In a stunning twist, it becomes clear that Rohini had been deceiving everyone all along. The emotional backstory she narrated, the Mysore incident, David, the forced crimes, was nothing but a fabricated tale, inspired by a television serial. Even Arul's story was cleverly constructed after she learned about his death from a newspaper. She had manipulated the police team with the same methodology she used on her victims, the grooms. Manoj faces suspension. Rohini continues her life as a master of fraudulent marriages. Manoj finds her in a temple in Tamil Nadu, with a husband and apparoches her.

==Production==
The movie was announced on October 31, 2024, by releasing the title poster. The title poster was an illustration of a group of men chasing a bride. The shooting of the movie began in February 2025 after traditional pooja ceremony at Mysore. The movie was shot in Mysore and Kerala. The shooting was wrapped up on 18 April 2025. The teaser of the movie was released on 10 October 2025. The trailer of the film was released on 20 December 2025.

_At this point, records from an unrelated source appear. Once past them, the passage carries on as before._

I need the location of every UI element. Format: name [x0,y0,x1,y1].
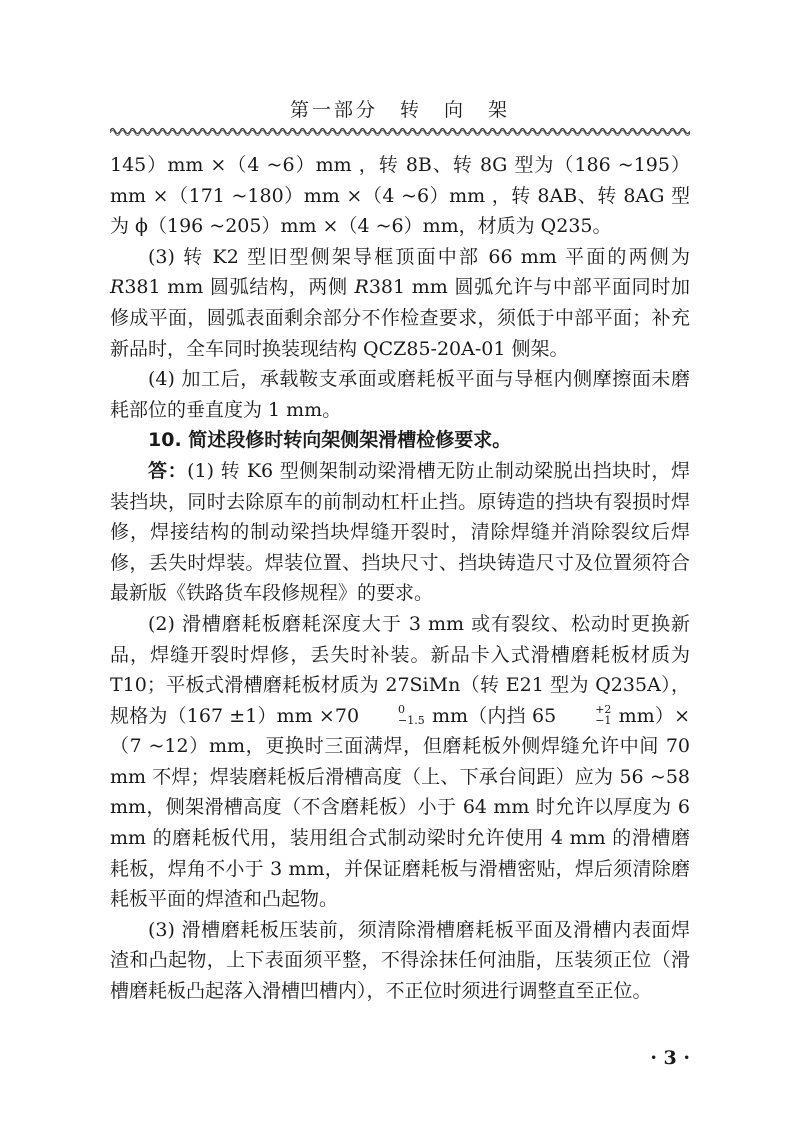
body-text [110,150,690,1007]
answer-item-1: 答：(1) 转 K6 型侧架制动梁滑槽无防止制动梁脱出挡块时，焊装挡块，同时去除原车的前制动杠杆止挡。原铸造的挡块有裂损时焊修，焊接结构的制动梁挡块焊缝开裂时，清除焊缝并消除裂纹后焊修，丢失时焊装。焊装位置、挡块尺寸、挡块铸造尺寸及位置须符合最新版《铁路货车段修规程》的要求。 [110,459,690,605]
paragraph-item-4: (4) 加工后，承载鞍支承面或磨耗板平面与导框内侧摩擦面未磨耗部位的垂直度为 1 mm。 [110,368,690,421]
running-header: 第一部分 转 向 架 [289,99,510,121]
answer-item-2: (2) 滑槽磨耗板磨耗深度大于 3 mm 或有裂纹、松动时更换新品，焊缝开裂时焊修，丢失时补装。新品卡入式滑槽磨耗板材质为 T10；平板式滑槽磨耗板材质为 27SiMn（转 E21 型为 Q235A），规格为（167 ±1）mm ×70 0 −1.5 mm（内挡 65 +2 −1 mm）×（7 ~12）mm，更换时三面满焊，但磨耗板外侧焊缝允许中间 70 mm 不焊；焊装磨耗板后滑槽高度（上、下承台间距）应为 56 ~58 mm，侧架滑槽高度（不含磨耗板）小于 64 mm 时允许以厚度为 6 mm 的磨耗板代用，装用组合式制动梁时允许使用 4 mm 的滑槽磨耗板，焊角不小于 3 mm，并保证磨耗板与滑槽密贴，焊后须清除磨耗板平面的焊渣和凸起物。 [110,612,690,911]
question-10-title: 10. 简述段修时转向架侧架滑槽检修要求。 [148,429,512,452]
paragraph-continuation: 145）mm ×（4 ~6）mm ，转 8B、转 8G 型为（186 ~195）mm ×（171 ~180）mm ×（4 ~6）mm ，转 8AB、转 8AG 型为 ϕ（196 ~205）mm ×（4 ~6）mm，材质为 Q235。 [110,154,690,238]
page-number: · 3 · [650,1047,690,1069]
tolerance-65: +2 −1 [595,702,612,727]
paragraph-item-3: (3) 转 K2 型旧型侧架导框顶面中部 66 mm 平面的两侧为 R381 mm 圆弧结构，两侧 R381 mm 圆弧允许与中部平面同时加修成平面，圆弧表面剩余部分不作检查要求，须低于中部平面；补充新品时，全车同时换装现结构 QCZ85-20A-01 侧架。 [110,245,690,360]
answer-lead: 答： [148,459,188,482]
answer-item-3: (3) 滑槽磨耗板压装前，须清除滑槽磨耗板平面及滑槽内表面焊渣和凸起物，上下表面须平整，不得涂抹任何油脂，压装须正位（滑槽磨耗板凸起落入滑槽凹槽内），不正位时须进行调整直至正位。 [110,918,690,1003]
decorative-header-rule [110,126,690,136]
tolerance-70: 0 −1.5 [398,702,425,727]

The cinematography of the movie was done by Shinoz. Shameer Muhammed handled the editing of the movie. The screenplay was cowritten by Febin Sidharth and Resmi Radhakrishnan. The dialogues were penned by Jyothish M, Sunu A V and Ganesh Malayath.

==Soundtrack==
The songs of the movie was composed by multiple music directors. Ankit Menon was the music supervisor of the film. The track listing is as given below.

Pennu Case (Original Motion Picture Soundtrack)
| No. | Title | Lyrics | Music | Singer(s) | Length |
|---|---|---|---|---|---|
| 1. | "Kadhal Nadhiye" | Ganesh Malayath, Ponnumani | Pravatish Pradeep | Sanjith Hegde, iSai | 3:57 |
| 2. | "Narayana Jaya" | Adarsh Ajith, Black | Arcado | Pranavam Sasi | 3:37 |
| 3. | "Kaathangal" | Haniya Nafisa | Haniya Nafisa | Neha Nair | 3:15 |
| 4. | "Padi Thanda Pathni" | Farhash | Cee Vee, Farhash | Cee Vee, Farhash | 2:41 |

==Release==
The film was initially planned to release on 16 January 2026. As Jana Nayagan movie got postponed, there were freed up slots available across Kerala. Hence the movie was preponed and released on 10 January 2026. The movie premiered on Amazon Prime on 10 March 2026.

==Reception==
Dhanya K. Vilayil of The Indian Express opines that the movie if one is not going behind the logic, the movie won't disappoint you. Its a two-hour fun ride. Princy Alexander of Onmanorama says that even though the movie doesn't explore the dramatic possibilities of the premise, the movie offers light humor, serviceable mystery and an interesting gender inversion which is a small step away from convention. She also appreciates the performance of Nikila Vimal and Hakkim Shajahan. Anjana George of The Times of India gives a rating of two on five and writes that despite having an interesting idea, the movie fails due to poor execution, weak performances and flawed technical execution. S. R. Praveen of The Hindu writes that the movie fails to use any possibilities of materials in their hand due to weak writing and ends up in an average territory.